退職金の支給における法的な位置づけ

  • 追加
  • 現在では、会社を退職した場合に、退職金を受給できるのが当たり前になっています。
    また、退職金制度の無い会社に勤める人は滅多にいません。

    実は、退職金制度自体は、労働基準法によって導入が義務づけられているわけではありません。
    従って、退職金制度を導入するか否かは、個々の会社の判断次第です。

    退職金には大きく分けて、「恩給」と「賃金」という2つの性質があります。

    恩給という意味では、長年の就労に対する感謝と慰労が込められています。

    一方、賃金としての性質になると、労働の対価としての意味を持ち、「賃金の後払い」という位置づけになります。
    仮に、賃金の後払いということになると、給与や残業代などと同じく、労働基準法に基づいた支払いになります。

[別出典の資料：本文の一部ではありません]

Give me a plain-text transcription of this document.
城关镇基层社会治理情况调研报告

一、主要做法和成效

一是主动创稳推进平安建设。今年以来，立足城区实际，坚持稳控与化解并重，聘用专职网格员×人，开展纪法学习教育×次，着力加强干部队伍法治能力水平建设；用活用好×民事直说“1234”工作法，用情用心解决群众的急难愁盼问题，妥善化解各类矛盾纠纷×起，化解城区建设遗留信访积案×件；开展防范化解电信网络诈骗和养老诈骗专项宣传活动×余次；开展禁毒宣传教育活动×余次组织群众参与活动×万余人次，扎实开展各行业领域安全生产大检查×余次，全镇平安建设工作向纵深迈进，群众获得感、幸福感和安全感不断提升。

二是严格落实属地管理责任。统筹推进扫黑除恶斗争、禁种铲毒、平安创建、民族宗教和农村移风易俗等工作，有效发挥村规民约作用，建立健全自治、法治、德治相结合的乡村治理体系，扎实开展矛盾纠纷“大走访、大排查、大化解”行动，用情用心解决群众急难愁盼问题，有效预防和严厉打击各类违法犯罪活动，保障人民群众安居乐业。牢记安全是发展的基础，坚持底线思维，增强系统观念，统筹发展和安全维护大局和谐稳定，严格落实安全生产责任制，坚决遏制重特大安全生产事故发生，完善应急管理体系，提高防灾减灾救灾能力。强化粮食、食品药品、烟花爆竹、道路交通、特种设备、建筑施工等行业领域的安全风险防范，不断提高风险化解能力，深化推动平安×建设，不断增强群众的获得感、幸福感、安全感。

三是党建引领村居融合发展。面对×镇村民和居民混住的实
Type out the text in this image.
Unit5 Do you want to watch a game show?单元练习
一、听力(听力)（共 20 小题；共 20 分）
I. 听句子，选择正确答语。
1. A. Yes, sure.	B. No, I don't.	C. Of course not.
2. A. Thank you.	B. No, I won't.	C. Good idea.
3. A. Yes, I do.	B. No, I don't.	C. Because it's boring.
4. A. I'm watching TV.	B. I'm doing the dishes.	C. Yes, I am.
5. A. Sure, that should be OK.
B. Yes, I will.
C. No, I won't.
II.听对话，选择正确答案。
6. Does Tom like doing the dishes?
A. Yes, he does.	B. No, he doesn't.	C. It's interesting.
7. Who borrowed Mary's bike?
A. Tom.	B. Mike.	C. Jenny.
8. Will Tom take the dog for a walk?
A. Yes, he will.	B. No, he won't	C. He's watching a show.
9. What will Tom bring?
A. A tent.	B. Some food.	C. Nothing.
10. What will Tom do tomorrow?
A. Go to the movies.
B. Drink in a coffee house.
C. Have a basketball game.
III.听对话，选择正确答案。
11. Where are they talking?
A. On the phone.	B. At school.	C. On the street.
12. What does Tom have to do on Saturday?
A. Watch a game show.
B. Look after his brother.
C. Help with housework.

    ただ、退職金は賃金や残業代とは異なり、あくまでも労働契約や就業規則などで支払うという規定がある場合に限り、支給されるのが原則です。

    従って、従業員との間で何の約束も無い場合、会社は法律的に支払う義務はありません。
    また、恩給という性質の場合は、あくまでも会社からのプレゼントに過ぎないため、支払うかどうかは会社の自由です。

    退職金が就業規則等に規定がある場合は、会社は営業状況や財務状況に関わらず、全額を支払わなければなりません。
    裁判所の判例でも、『退職金の支払いを約束し、支給条件を明確に示した場合、従業員は受給する権利を主張できる」とされています。

    会社が退職金制度を設けている理由には、優秀な人に入社してほしい、また優秀な人に長く勤めて欲しい、という背景があります。